The Azure Connected Machine agent enables you to manage your Windows and Linux machines hosted outside of Azure on your corporate network or other cloud providers.

Agent components

Azure Arc-enabled servers agent architectural overview.

The Azure Connected Machine agent package contains several logical components, which are bundled together:

  • The Hybrid Instance Metadata service (HIMDS) manages the connection to Azure and the connected machine's Azure identity.

  • The guest configuration agent provides functionality such as assessing whether the machine complies with required policies and enforcing compliance.

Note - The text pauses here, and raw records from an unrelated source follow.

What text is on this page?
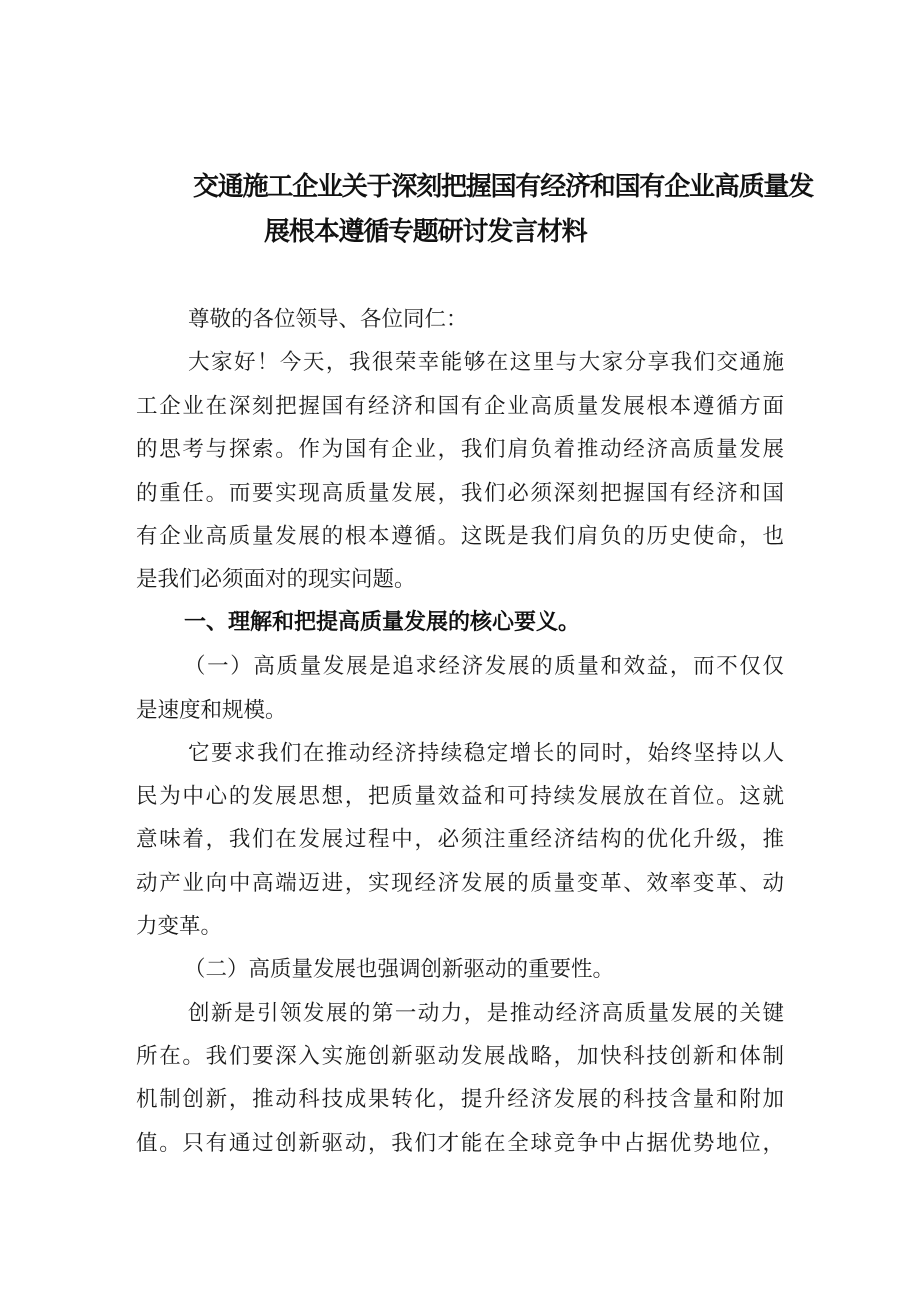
交通施工企业关于深刻把握国有经济和国有企业高质量发
展根本遵循专题研讨发言材料
尊敬的各位领导、各位同仁：
大家好！今天，我很荣幸能够在这里与大家分享我们交通施
工企业在深刻把握国有经济和国有企业高质量发展根本遵循方面
的思考与探索。作为国有企业，我们肩负着推动经济高质量发展
的重任。而要实现高质量发展，我们必须深刻把握国有经济和国
有企业高质量发展的根本遵循。这既是我们肩负的历史使命，也
是我们必须面对的现实问题。
一、理解和把提高质量发展的核心要义。
（一）高质量发展是追求经济发展的质量和效益，而不仅仅
是速度和规模。
它要求我们在推动经济持续稳定增长的同时，始终坚持以人
民为中心的发展思想，把质量效益和可持续发展放在首位。这就
意味着，我们在发展过程中，必须注重经济结构的优化升级，推
动产业向中高端迈进，实现经济发展的质量变革、效率变革、动
力变革。
（二）高质量发展也强调创新驱动的重要性。
创新是引领发展的第一动力，是推动经济高质量发展的关键
所在。我们要深入实施创新驱动发展战略，加快科技创新和体制
机制创新，推动科技成果转化，提升经济发展的科技含量和附加
值。只有通过创新驱动，我们才能在全球竞争中占据优势地位，
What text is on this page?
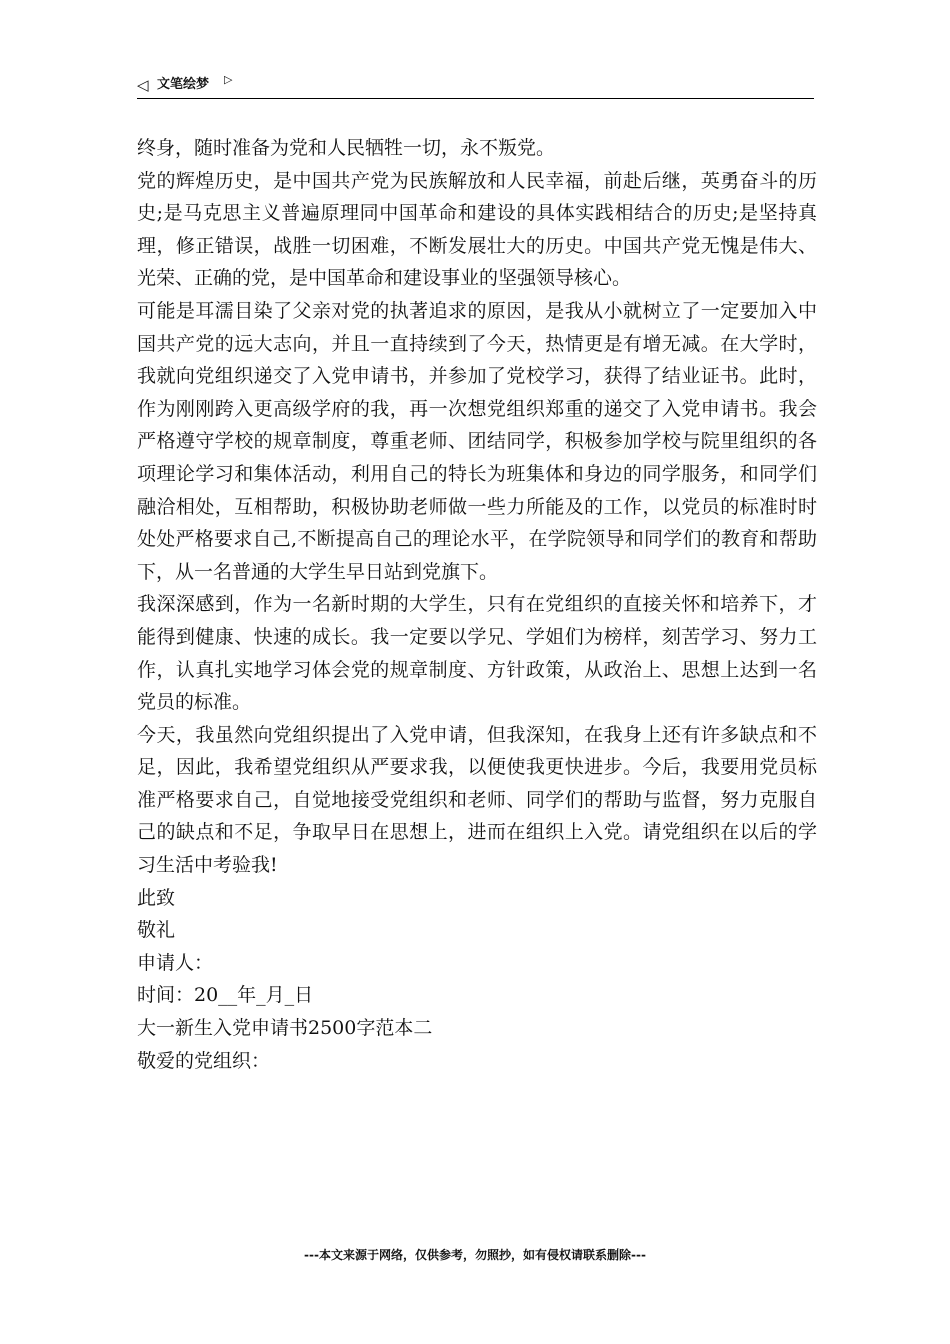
◁ 文笔绘梦 ▷

终身，随时准备为党和人民牺牲一切，永不叛党。

党的辉煌历史，是中国共产党为民族解放和人民幸福，前赴后继，英勇奋斗的历史;是马克思主义普遍原理同中国革命和建设的具体实践相结合的历史;是坚持真理，修正错误，战胜一切困难，不断发展壮大的历史。中国共产党无愧是伟大、光荣、正确的党，是中国革命和建设事业的坚强领导核心。

可能是耳濡目染了父亲对党的执著追求的原因，是我从小就树立了一定要加入中国共产党的远大志向，并且一直持续到了今天，热情更是有增无减。在大学时，我就向党组织递交了入党申请书，并参加了党校学习，获得了结业证书。此时，作为刚刚跨入更高级学府的我，再一次想党组织郑重的递交了入党申请书。我会严格遵守学校的规章制度，尊重老师、团结同学，积极参加学校与院里组织的各项理论学习和集体活动，利用自己的特长为班集体和身边的同学服务，和同学们融洽相处，互相帮助，积极协助老师做一些力所能及的工作，以党员的标准时时处处严格要求自己,不断提高自己的理论水平，在学院领导和同学们的教育和帮助下，从一名普通的大学生早日站到党旗下。

我深深感到，作为一名新时期的大学生，只有在党组织的直接关怀和培养下，才能得到健康、快速的成长。我一定要以学兄、学姐们为榜样，刻苦学习、努力工作，认真扎实地学习体会党的规章制度、方针政策，从政治上、思想上达到一名党员的标准。

今天，我虽然向党组织提出了入党申请，但我深知，在我身上还有许多缺点和不足，因此，我希望党组织从严要求我，以便使我更快进步。今后，我要用党员标准严格要求自己，自觉地接受党组织和老师、同学们的帮助与监督，努力克服自己的缺点和不足，争取早日在思想上，进而在组织上入党。请党组织在以后的学习生活中考验我!

此致

敬礼

申请人：

时间：20__年_月_日

大一新生入党申请书2500字范本二

敬爱的党组织：

---本文来源于网络，仅供参考，勿照抄，如有侵权请联系删除---
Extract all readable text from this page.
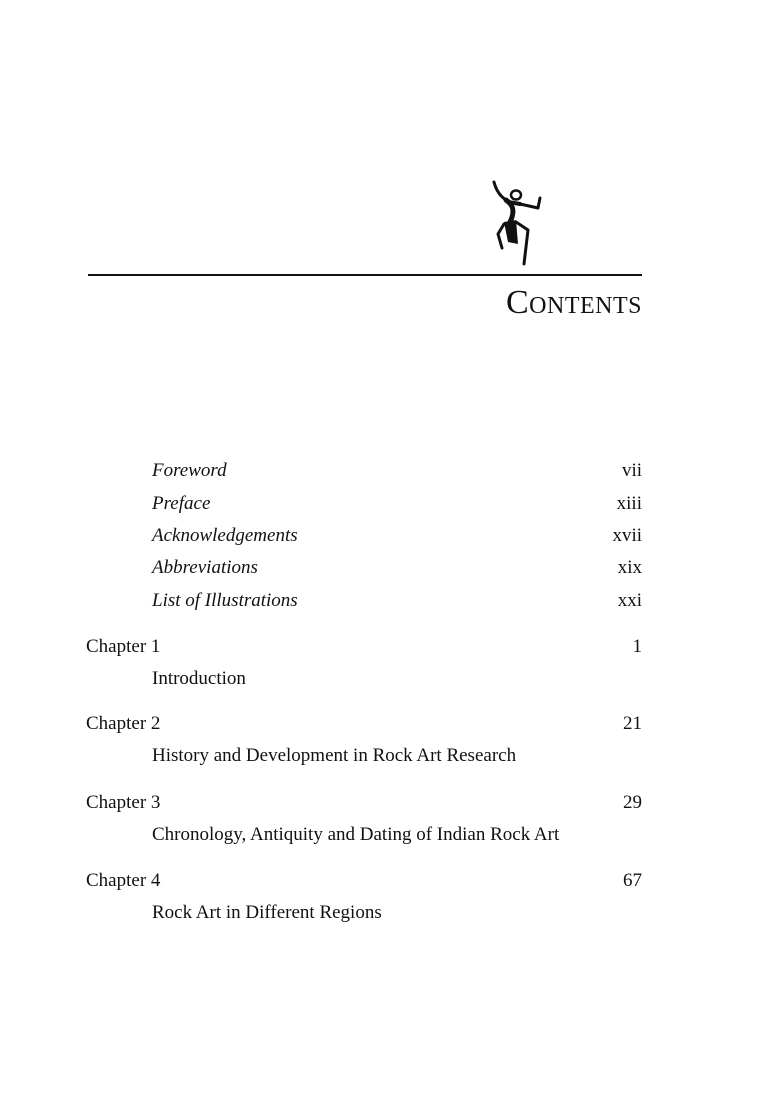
Contents
Foreword	vii
Preface	xiii
Acknowledgements	xvii
Abbreviations	xix
List of Illustrations	xxi
Chapter 1	1
Introduction
Chapter 2	21
History and Development in Rock Art Research
Chapter 3	29
Chronology, Antiquity and Dating of Indian Rock Art
Chapter 4	67
Rock Art in Different Regions
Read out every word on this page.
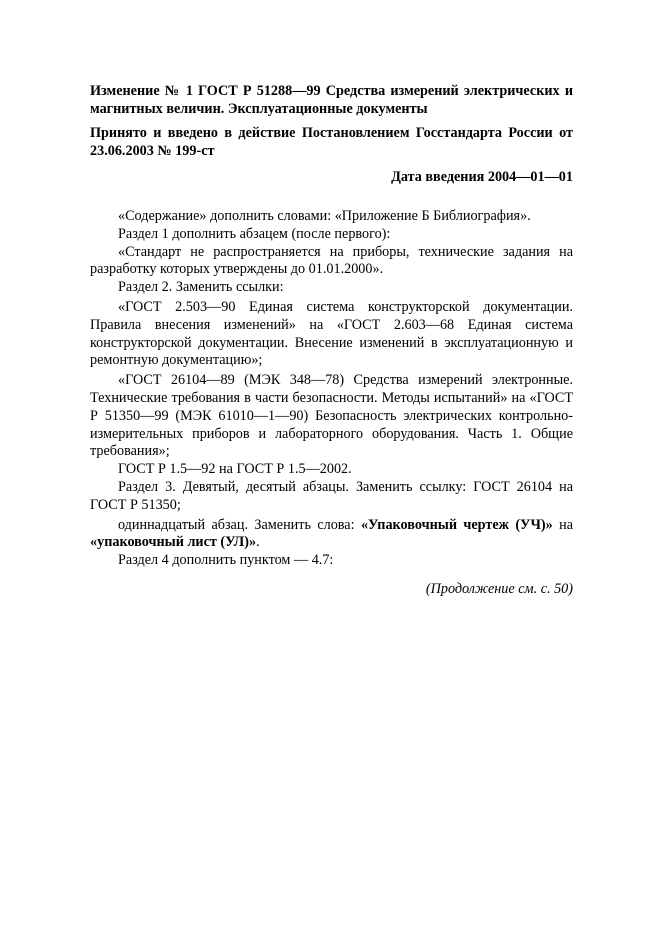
Изменение № 1 ГОСТ Р 51288—99 Средства измерений электрических и магнитных величин. Эксплуатационные документы

Принято и введено в действие Постановлением Госстандарта России от 23.06.2003 № 199-ст

Дата введения 2004—01—01

«Содержание» дополнить словами: «Приложение Б Библиография».

Раздел 1 дополнить абзацем (после первого):

«Стандарт не распространяется на приборы, технические задания на разработку которых утверждены до 01.01.2000».

Раздел 2. Заменить ссылки:

«ГОСТ 2.503—90 Единая система конструкторской документации. Правила внесения изменений» на «ГОСТ 2.603—68 Единая система конструкторской документации. Внесение изменений в эксплуатационную и ремонтную документацию»;

«ГОСТ 26104—89 (МЭК 348—78) Средства измерений электронные. Технические требования в части безопасности. Методы испытаний» на «ГОСТ Р 51350—99 (МЭК 61010—1—90) Безопасность электрических контрольно-измерительных приборов и лабораторного оборудования. Часть 1. Общие требования»;

ГОСТ Р 1.5—92 на ГОСТ Р 1.5—2002.

Раздел 3. Девятый, десятый абзацы. Заменить ссылку: ГОСТ 26104 на ГОСТ Р 51350;

одиннадцатый абзац. Заменить слова: «Упаковочный чертеж (УЧ)» на «упаковочный лист (УЛ)».

Раздел 4 дополнить пунктом — 4.7:

(Продолжение см. с. 50)
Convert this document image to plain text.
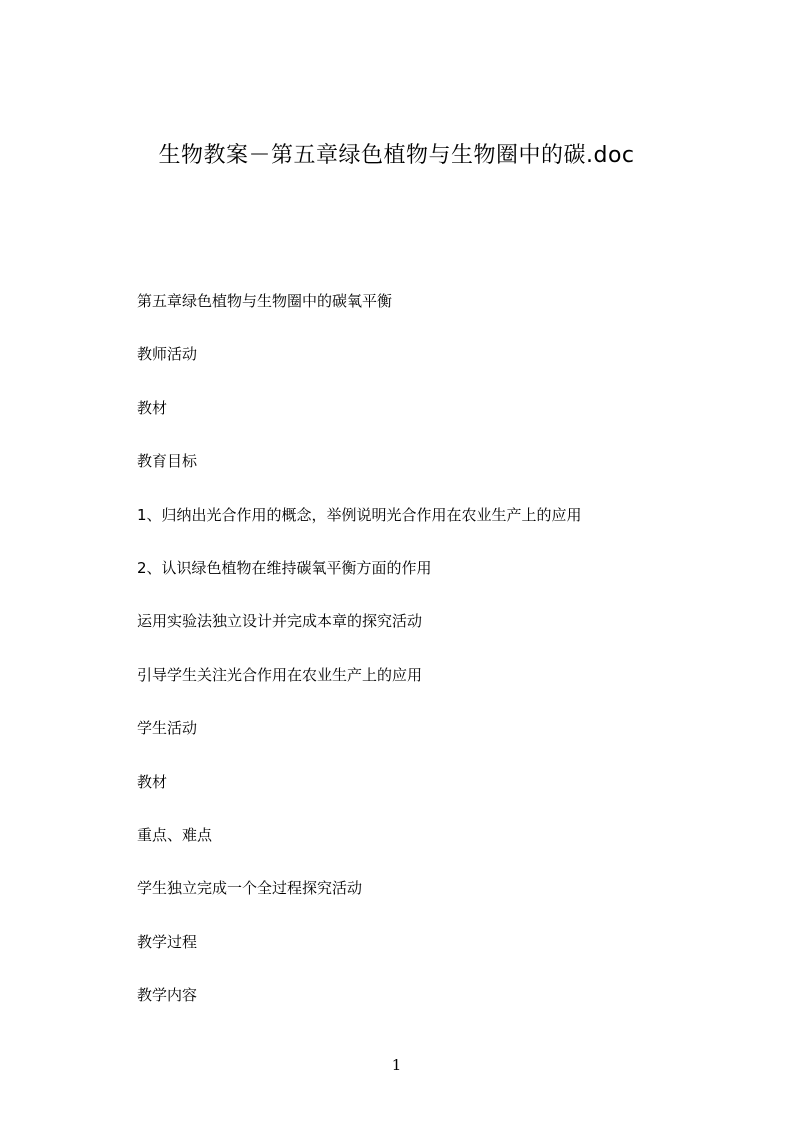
生物教案－第五章绿色植物与生物圈中的碳.doc
第五章绿色植物与生物圈中的碳氧平衡
教师活动
教材
教育目标
1、归纳出光合作用的概念，举例说明光合作用在农业生产上的应用
2、认识绿色植物在维持碳氧平衡方面的作用
运用实验法独立设计并完成本章的探究活动
引导学生关注光合作用在农业生产上的应用
学生活动
教材
重点、难点
学生独立完成一个全过程探究活动
教学过程
教学内容
1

    Note the following behavior with Azure Policy guest configuration for a disconnected machine:

    • An Azure Policy assignment that targets disconnected machines is unaffected.
    • Guest assignment is stored locally for 14 days. Within the 14-day period, if the Connected Machine agent reconnects to the service, policy assignments are reapplied.
    • Assignments are deleted after 14 days, and are not reassigned to the machine after the 14-day period.
  • The Extension agent manages VM extensions, including install, uninstall, and upgrade. Extensions are downloaded from Azure and copied to the %SystemDrive%\%ProgramFiles%\AzureConnectedMachineAgent\ExtensionService\downloads folder on Windows, and to /opt/GC_Ext/downloads on Linux. On Windows, the extension is installed to the following path %SystemDrive%\Packages\Plugins\<extension>, and on Linux the extension is installed to /var/lib/waagent/<extension>.

Note

The Azure Monitor agent (AMA) is a separate agent that collects monitoring data, and it does not replace the Connected Machine agent; the AMA only replaces the Log Analytics agent, Diagnostics extension, and Telegraf agent for both Windows and Linux machines.

Agent resources

The following information describes the directories and user accounts used by the Azure Connected Machine agent.

Windows agent installation details

The Windows agent is distributed as a Windows Installer package (MSI) and can be downloaded from the Microsoft Download Center. After installing the Connected Machine agent for Windows, the following system-wide configuration changes are applied.

  • The following installation folders are created during setup.

    Directory Description
    %ProgramFiles%\AzureConnectedMachineAgent azcmagent CLI and instance metadata service executables.
    %ProgramFiles%\AzureConnectedMachineAgent\ExtensionService\GC Extension service executables.
    %ProgramFiles%\AzureConnectedMachineAgent\GuestConfig\GC Guest configuration (policy) service executables.
    %ProgramData%\AzureConnectedMachineAgent Configuration, log and identity token files for azcmagent CLI and instance metadata service.
    %ProgramData%\GuestConfig Extension package downloads, guest configuration (policy) definition downloads, and logs for the extension and guest configuration services.
    %SYSTEMDRIVE%\packages Extension package executables
  • The following Windows services are created on the target machine during installation of the agent.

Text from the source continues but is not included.